Two of the Mahler symphonies, the Ninth and the Fourth, endured as cornerstones in Sanderling’s repertory, along with frequent excursions into The Song of the Earth. The juxtaposition of the bucolic and the grotesque in the Fourth is never lost on Sanderling, who urges the music forward while maintaining an austere focus on Mahler’s delicate orchestration and often stringent harmonies. The BBC trumpets project an urgency and sense of grandiosity that stand in stark contrast to the often agonized yearning in the strings. Viennese in spite of Sanderling’s musical pedigree, the Fourth conveys both nostalgia and psychic dementia at once, especially in its morbid fascination with the Death’s-head fiddle (leader Dennis Simon) in the second movement. The rustic trills in the second movement move with tender grace through the strings and cuckoos in the woodwinds, soon reaching an exalted vision–including the various timbres’ indulging in portamenti–despite the unnerving, augmented tunings of the violin.

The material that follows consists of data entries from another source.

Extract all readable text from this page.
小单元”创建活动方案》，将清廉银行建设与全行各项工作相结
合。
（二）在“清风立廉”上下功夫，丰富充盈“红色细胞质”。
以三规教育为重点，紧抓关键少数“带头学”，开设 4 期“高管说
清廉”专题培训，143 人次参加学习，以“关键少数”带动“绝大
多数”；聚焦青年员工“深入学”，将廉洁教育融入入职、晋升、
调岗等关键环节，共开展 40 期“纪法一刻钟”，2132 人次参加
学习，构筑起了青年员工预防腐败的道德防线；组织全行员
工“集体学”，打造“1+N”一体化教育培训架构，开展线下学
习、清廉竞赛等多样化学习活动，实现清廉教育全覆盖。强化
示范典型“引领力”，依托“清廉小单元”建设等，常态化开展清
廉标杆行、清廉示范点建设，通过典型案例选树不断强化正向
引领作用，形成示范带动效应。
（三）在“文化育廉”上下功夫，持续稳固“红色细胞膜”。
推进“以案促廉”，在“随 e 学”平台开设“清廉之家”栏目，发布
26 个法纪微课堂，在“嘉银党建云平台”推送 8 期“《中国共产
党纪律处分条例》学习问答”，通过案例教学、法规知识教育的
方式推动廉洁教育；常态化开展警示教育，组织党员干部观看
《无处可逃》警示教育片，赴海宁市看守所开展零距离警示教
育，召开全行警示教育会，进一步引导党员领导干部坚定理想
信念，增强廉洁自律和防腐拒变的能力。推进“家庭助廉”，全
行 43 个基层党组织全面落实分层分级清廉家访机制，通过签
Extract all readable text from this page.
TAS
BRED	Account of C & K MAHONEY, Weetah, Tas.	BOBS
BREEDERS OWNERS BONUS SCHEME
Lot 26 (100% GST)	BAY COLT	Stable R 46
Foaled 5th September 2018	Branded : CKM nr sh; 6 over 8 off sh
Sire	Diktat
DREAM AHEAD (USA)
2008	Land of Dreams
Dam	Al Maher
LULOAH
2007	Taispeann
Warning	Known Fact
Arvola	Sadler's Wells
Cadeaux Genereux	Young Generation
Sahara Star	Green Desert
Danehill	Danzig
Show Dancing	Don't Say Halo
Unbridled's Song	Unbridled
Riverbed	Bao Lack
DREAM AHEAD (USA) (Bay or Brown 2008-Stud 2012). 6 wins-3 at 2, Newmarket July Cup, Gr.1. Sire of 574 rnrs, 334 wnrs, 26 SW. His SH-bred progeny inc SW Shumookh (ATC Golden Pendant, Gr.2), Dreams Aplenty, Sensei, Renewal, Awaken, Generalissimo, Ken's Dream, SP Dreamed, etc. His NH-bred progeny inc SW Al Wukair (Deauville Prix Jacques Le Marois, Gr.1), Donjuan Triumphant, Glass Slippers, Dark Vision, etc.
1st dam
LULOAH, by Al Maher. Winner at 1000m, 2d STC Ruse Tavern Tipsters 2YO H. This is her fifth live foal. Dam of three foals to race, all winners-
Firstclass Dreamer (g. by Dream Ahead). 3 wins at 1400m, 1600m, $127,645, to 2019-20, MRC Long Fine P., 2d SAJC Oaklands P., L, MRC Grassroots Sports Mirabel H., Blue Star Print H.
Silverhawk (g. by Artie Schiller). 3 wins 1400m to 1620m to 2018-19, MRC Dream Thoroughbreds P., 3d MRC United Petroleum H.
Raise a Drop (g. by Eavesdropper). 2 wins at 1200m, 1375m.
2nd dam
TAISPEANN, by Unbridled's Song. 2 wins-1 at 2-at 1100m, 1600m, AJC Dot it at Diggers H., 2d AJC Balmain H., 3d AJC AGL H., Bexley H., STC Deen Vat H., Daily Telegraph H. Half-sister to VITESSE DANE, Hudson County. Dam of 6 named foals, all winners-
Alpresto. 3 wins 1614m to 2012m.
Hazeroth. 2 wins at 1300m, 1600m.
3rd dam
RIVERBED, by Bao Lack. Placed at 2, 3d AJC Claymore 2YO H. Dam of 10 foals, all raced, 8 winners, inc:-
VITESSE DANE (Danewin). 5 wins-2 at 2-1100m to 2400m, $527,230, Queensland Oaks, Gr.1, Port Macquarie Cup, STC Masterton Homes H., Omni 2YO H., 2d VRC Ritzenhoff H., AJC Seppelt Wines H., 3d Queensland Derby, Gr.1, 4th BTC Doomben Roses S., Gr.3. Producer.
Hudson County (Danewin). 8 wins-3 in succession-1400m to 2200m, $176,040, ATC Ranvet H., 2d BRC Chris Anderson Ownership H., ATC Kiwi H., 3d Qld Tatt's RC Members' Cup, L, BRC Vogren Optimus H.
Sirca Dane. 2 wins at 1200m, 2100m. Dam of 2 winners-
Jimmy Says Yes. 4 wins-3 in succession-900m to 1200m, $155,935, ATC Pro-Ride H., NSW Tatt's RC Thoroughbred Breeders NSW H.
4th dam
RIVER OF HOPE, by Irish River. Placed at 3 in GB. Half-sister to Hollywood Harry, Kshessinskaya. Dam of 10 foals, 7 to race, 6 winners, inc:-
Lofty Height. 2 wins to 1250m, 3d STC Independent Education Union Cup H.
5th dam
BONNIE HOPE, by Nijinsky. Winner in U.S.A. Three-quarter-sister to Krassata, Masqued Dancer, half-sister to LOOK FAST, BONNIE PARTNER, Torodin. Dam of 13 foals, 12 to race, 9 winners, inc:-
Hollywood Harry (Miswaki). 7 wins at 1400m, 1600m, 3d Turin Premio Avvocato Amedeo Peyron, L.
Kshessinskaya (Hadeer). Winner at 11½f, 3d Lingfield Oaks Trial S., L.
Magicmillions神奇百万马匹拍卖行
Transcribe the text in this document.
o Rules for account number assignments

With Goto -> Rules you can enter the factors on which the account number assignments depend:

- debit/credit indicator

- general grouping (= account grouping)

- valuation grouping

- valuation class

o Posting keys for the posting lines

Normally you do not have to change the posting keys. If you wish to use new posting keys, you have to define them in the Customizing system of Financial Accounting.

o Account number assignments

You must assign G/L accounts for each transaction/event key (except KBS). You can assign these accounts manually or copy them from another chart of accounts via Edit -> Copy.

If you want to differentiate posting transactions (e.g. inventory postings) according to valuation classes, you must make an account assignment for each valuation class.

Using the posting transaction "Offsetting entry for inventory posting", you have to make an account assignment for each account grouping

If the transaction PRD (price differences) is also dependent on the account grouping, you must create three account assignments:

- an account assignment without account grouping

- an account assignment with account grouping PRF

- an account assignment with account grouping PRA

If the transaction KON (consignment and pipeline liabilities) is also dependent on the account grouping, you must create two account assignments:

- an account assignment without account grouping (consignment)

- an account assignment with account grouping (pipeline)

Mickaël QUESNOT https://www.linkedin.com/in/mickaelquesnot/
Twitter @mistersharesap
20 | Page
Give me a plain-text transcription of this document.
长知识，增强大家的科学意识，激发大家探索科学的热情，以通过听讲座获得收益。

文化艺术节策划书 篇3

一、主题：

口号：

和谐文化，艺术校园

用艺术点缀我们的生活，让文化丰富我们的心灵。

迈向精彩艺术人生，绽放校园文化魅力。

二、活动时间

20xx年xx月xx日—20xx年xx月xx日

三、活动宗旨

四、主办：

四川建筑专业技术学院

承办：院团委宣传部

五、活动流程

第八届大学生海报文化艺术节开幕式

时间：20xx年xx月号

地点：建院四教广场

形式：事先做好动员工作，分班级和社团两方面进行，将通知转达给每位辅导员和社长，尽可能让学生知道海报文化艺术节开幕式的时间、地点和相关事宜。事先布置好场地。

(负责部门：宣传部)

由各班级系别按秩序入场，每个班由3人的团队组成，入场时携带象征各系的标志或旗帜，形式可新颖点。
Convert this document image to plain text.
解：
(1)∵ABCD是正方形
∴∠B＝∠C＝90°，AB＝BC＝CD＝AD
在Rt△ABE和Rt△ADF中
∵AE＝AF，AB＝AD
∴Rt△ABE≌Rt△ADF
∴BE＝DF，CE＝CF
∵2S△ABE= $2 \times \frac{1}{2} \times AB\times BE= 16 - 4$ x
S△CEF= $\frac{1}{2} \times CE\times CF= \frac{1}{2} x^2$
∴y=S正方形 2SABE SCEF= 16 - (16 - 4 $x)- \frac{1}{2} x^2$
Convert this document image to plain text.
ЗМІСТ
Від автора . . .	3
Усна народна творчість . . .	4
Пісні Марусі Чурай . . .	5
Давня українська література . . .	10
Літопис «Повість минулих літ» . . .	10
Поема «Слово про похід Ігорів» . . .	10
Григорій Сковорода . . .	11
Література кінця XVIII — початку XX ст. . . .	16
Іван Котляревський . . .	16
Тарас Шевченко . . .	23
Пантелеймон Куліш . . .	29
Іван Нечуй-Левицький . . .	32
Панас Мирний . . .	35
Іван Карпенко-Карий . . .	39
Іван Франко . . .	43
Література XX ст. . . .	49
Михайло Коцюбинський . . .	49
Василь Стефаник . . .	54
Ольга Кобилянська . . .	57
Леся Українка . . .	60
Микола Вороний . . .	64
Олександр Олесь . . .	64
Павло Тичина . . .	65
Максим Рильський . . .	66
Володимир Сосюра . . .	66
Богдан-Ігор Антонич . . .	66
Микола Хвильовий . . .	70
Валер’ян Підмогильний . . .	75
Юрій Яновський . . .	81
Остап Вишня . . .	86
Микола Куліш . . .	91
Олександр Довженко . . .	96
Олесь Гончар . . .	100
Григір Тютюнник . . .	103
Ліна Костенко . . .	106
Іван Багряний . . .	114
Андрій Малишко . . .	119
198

The mystical aspects of the third movement Ruhevoll dominate us, much as they would were this performance led by Bruno Walter or Otto Klemperer. The poised serenity of the landscape immediately invokes Friedrich’s picture, “The Wanderer Above the Sea of Mist,” while the secondary theme anticipates the deep yearning of the Fifth Symphony’s Adagietto. The Wunderhorn effects, the magic of the natural landscape, suffuses the entire musical progression, and several of the musical periods end on a pedal point rife with the First Symphony. Yet the tempo does not drag; rather, the darker, meditative elements briskly look ahead to the kammermusiks of Paul Hindemith while the more raucous episodes look ahead to Kurt Weill. Felicity Lott (b. 1947) brings a thoroughly intelligent, sensitive voice to the bizarre mix of heavenly bliss and heavenly slaughter, her voice projecting the kind of faith that surpatheth understanding. The sensually pious music ends in broad strokes, and the recording stops at a silence that surely must have immediately exploded with the musicians themselves in full appreciation of a major contribution to the Mahler canon.